Thomas Fischer berät Institute
Ex-Vorstand der Deutschen Bank soll Formel 1 vermarkten

Drei Gläubiger der maroden Kirch-Gruppe bauen bei der Verwertung der Formel-1-Rechte auf prominente Hilfe. Die Bayerische Landesbank (BayernLB), JP Morgan Chase und Lehman Brothers haben den Ex-Vorstand der Deutschen Bank, Thomas Fischer, als Berater engagiert.

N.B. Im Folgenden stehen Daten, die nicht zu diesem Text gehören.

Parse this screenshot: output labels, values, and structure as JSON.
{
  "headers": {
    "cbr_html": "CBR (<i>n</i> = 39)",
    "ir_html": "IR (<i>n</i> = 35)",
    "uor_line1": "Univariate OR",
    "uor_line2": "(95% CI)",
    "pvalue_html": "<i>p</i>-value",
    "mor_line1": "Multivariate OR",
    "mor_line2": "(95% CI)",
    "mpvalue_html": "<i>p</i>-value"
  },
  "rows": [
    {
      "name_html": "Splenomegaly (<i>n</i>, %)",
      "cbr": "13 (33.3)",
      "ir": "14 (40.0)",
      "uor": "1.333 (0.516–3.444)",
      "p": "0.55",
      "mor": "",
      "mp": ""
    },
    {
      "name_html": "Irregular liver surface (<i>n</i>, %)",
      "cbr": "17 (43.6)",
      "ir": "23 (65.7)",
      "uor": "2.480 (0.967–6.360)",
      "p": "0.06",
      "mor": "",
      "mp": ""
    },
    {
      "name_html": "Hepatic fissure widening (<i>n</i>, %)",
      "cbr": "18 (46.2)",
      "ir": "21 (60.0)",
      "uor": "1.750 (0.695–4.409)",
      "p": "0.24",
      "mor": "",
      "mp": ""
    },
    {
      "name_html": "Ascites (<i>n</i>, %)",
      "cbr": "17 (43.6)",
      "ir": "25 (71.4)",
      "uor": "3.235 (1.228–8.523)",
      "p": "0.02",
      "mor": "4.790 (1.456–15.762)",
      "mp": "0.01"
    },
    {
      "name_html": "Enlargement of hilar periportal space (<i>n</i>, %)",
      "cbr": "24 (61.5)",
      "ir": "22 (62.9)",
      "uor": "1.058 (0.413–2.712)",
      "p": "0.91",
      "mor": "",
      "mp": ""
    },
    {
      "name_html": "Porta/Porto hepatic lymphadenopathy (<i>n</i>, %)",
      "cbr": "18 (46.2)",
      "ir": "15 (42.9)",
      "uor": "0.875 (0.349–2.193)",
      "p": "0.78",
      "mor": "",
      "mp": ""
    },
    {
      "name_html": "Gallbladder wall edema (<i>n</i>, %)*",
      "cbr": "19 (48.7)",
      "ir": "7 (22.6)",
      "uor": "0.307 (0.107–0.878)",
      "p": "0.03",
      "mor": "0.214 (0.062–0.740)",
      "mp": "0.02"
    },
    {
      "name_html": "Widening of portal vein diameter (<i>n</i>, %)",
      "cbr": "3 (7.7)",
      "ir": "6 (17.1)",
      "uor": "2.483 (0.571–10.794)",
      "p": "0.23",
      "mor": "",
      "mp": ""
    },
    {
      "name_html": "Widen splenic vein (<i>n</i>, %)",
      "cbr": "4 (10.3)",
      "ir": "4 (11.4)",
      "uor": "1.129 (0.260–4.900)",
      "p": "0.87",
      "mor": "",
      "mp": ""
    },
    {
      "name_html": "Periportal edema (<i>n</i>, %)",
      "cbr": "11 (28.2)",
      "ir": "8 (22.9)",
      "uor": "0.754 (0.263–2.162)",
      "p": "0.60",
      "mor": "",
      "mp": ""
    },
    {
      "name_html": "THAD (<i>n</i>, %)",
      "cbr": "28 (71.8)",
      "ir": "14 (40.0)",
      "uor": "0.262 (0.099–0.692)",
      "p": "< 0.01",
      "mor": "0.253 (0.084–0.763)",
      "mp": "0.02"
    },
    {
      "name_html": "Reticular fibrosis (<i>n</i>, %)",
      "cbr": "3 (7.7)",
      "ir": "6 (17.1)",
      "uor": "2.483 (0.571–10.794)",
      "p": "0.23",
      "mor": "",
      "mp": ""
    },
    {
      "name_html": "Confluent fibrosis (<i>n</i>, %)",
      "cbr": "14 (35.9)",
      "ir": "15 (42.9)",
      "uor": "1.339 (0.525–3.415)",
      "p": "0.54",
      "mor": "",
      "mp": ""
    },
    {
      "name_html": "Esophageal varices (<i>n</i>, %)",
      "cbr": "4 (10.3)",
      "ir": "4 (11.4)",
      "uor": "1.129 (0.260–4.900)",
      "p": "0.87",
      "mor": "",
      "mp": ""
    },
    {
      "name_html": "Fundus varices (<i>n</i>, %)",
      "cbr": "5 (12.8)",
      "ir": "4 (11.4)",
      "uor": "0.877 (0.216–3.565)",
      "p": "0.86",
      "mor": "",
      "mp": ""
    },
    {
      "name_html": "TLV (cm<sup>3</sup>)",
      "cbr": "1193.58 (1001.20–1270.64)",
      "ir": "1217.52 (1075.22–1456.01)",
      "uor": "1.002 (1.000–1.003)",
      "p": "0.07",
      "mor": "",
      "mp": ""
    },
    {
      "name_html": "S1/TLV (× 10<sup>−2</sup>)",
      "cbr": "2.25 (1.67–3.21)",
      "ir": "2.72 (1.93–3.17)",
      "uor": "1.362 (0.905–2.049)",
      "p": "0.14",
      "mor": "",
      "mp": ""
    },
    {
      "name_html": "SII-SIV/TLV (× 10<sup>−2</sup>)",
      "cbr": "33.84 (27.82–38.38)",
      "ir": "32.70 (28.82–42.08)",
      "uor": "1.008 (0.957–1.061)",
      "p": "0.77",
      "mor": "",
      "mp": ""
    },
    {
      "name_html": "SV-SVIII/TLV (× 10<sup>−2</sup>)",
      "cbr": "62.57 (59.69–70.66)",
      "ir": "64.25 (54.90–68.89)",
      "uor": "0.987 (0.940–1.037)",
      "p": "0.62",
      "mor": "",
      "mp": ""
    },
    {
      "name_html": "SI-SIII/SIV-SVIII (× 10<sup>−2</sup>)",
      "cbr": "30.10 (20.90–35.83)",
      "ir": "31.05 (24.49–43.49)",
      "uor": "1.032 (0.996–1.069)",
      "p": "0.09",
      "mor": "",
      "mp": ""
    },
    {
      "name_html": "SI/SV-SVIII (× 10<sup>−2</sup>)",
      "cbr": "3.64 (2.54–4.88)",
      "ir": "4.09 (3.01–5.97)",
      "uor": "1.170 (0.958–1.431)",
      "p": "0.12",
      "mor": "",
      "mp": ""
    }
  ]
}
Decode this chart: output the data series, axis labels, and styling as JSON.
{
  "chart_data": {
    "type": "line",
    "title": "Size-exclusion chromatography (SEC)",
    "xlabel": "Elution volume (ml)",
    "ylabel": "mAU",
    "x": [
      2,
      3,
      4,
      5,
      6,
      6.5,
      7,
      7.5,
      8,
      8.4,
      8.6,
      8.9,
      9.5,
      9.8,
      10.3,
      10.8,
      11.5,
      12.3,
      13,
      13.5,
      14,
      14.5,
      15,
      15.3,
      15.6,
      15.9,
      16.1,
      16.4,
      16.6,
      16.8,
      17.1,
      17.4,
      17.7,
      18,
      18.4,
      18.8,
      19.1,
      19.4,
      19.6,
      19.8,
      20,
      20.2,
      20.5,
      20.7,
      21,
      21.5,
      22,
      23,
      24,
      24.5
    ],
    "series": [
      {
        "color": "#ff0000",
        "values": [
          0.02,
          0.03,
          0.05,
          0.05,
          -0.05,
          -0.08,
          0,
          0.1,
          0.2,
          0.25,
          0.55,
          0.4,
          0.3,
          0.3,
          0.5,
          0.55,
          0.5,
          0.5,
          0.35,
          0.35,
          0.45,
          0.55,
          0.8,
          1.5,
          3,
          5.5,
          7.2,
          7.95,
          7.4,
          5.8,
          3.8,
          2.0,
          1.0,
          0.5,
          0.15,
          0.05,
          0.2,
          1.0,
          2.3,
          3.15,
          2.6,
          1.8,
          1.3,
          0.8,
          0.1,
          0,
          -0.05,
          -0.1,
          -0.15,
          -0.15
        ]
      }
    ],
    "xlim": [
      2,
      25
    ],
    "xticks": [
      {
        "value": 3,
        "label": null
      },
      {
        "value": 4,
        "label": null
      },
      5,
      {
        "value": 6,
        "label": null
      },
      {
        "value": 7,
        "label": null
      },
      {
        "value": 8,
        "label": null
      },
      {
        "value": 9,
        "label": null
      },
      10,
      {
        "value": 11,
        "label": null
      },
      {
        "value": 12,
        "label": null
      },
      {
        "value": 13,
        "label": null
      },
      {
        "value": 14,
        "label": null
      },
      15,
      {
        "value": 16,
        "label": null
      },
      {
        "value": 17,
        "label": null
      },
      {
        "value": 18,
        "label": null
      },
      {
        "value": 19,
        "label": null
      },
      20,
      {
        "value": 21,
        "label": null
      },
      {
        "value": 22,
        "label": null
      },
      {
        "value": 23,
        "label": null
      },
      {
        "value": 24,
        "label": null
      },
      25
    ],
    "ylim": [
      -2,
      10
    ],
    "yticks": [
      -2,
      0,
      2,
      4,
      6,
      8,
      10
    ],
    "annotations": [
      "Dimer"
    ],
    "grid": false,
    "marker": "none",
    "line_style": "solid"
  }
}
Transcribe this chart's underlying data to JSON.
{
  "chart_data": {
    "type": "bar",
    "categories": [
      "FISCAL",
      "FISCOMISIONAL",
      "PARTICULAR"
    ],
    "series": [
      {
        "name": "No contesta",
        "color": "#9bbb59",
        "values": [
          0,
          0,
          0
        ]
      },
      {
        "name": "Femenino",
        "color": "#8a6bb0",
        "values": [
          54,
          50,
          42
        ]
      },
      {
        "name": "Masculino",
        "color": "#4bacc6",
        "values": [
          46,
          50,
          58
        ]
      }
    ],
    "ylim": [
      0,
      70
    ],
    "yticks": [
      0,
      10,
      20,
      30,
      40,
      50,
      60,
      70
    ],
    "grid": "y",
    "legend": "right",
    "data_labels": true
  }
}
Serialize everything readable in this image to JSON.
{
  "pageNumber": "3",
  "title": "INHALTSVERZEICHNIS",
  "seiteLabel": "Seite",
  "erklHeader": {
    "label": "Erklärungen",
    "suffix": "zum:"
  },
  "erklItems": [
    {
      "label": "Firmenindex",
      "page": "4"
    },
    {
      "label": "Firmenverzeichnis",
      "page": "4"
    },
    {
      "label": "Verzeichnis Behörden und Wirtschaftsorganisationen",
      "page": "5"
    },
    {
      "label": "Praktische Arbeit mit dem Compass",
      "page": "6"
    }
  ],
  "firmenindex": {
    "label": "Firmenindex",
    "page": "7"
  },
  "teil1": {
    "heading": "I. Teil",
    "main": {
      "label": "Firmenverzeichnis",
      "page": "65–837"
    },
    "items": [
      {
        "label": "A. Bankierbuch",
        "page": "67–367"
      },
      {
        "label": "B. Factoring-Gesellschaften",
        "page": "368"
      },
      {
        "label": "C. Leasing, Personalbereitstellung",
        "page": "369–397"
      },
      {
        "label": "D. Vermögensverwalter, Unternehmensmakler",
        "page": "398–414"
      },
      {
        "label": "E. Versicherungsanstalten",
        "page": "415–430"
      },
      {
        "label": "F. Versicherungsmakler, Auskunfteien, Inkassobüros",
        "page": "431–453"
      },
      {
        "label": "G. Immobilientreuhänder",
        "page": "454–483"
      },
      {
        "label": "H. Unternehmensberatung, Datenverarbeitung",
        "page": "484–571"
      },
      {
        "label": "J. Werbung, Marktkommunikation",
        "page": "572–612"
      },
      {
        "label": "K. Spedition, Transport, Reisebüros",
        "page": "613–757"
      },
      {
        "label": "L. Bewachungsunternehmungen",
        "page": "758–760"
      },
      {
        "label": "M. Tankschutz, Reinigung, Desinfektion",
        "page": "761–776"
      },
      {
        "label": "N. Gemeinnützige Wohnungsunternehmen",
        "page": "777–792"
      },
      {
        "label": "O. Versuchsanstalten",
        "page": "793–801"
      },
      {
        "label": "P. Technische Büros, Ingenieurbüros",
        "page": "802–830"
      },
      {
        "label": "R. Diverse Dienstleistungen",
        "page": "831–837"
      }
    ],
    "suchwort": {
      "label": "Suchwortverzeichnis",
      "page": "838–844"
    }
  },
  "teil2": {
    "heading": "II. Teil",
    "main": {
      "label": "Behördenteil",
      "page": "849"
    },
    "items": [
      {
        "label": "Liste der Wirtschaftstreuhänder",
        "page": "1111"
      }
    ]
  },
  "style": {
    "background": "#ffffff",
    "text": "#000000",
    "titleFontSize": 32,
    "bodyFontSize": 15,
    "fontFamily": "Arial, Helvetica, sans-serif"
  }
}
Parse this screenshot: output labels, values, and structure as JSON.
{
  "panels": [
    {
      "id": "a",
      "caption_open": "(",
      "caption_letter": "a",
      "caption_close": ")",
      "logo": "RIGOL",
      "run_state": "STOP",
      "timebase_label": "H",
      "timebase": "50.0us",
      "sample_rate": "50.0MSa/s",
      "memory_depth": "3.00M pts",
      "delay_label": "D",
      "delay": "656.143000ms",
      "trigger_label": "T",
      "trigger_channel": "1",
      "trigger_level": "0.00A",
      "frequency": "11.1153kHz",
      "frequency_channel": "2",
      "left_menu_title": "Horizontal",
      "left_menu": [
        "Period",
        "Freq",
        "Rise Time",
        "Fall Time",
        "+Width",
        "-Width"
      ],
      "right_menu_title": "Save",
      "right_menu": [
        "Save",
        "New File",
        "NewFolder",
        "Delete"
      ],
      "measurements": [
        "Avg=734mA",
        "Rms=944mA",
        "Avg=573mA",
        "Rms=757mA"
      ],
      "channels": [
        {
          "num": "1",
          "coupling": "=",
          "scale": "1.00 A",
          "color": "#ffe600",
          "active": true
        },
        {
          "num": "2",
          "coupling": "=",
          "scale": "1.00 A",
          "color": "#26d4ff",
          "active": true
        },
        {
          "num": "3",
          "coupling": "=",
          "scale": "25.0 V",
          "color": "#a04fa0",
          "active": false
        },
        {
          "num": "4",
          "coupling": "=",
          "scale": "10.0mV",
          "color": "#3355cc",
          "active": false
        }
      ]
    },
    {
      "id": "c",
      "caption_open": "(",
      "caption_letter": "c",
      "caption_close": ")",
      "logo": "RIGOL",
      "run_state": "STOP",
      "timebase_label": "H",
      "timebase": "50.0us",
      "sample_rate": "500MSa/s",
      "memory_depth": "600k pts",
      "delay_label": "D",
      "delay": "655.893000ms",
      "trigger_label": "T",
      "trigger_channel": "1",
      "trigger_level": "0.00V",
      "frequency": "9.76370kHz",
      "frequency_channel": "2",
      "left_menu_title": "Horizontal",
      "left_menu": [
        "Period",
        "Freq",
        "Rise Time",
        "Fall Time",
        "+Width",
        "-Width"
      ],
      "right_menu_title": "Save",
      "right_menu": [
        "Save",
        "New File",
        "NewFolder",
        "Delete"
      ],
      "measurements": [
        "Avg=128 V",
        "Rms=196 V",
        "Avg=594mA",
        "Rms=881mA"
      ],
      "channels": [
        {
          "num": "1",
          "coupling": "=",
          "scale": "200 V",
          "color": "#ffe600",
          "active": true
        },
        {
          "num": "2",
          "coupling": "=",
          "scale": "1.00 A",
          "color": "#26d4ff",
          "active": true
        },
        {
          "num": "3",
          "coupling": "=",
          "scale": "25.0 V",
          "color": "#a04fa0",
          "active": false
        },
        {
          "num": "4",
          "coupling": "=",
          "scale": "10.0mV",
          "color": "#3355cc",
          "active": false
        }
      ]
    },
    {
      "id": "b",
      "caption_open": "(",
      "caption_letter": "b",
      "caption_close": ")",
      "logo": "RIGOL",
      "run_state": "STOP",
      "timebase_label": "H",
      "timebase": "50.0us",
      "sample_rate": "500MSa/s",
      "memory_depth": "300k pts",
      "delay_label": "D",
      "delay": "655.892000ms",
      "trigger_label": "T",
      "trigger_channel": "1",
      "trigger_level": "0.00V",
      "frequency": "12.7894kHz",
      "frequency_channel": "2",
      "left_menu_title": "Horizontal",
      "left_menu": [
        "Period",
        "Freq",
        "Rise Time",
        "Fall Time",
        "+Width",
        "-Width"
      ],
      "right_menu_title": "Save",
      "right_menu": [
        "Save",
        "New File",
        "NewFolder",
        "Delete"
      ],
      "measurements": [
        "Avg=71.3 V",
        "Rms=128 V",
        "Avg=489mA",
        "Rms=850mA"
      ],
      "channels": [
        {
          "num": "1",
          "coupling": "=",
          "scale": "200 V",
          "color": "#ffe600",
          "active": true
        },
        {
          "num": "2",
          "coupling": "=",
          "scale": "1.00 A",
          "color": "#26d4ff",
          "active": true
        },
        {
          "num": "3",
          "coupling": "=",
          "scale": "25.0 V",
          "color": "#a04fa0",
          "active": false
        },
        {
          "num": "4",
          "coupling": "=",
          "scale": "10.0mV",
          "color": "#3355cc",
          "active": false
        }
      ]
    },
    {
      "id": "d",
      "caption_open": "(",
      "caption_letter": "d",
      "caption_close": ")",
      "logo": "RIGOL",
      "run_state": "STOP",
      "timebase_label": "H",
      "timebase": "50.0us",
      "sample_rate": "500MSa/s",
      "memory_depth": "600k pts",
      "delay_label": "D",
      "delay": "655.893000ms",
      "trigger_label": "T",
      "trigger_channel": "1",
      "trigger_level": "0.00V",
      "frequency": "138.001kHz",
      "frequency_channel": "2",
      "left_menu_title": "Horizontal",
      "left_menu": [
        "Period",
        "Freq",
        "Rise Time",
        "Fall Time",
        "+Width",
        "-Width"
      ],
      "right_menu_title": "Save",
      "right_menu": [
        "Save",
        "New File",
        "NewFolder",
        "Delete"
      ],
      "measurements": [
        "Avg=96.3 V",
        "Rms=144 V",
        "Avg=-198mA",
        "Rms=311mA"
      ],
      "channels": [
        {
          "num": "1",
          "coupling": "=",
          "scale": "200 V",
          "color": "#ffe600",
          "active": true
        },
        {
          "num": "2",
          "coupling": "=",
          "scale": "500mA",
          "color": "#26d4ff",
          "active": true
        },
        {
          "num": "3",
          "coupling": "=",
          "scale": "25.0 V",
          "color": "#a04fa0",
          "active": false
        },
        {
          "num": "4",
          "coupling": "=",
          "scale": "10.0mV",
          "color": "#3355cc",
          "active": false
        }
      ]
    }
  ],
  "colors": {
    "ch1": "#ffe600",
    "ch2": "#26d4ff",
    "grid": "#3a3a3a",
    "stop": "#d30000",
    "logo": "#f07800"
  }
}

mm/rob FRANKFURT/M. Die drei Institute sind mit Krediten über 1,6 Mrd. Euro bei der Kirch GmbH-Beteiligungs & Co. KG engagiert. Für diese Darlehen dienen 75 % der Formel-eins-Holding Slec als Sicherheit. Wie es aus Finanzkreisen heißt, sollen die Anteile binnen weniger Tage auf die Institute übertragen werden. Im Gegenzug wollen die drei Banken vorerst auf die Rückzahlung ihrer Kredite verzichten und sich an den Erlösen aus der Formel 1 schadlos halten. Da sich die Suche nach Investoren nach Bankenschätzung bis zum Jahresende hinziehen dürfte, wollen die Gläubiger ebenfalls auf ihr zweitrangiges Pfandrecht an der 40-Prozentigen Beteiligung von Kirch an Springer zurückgreifen.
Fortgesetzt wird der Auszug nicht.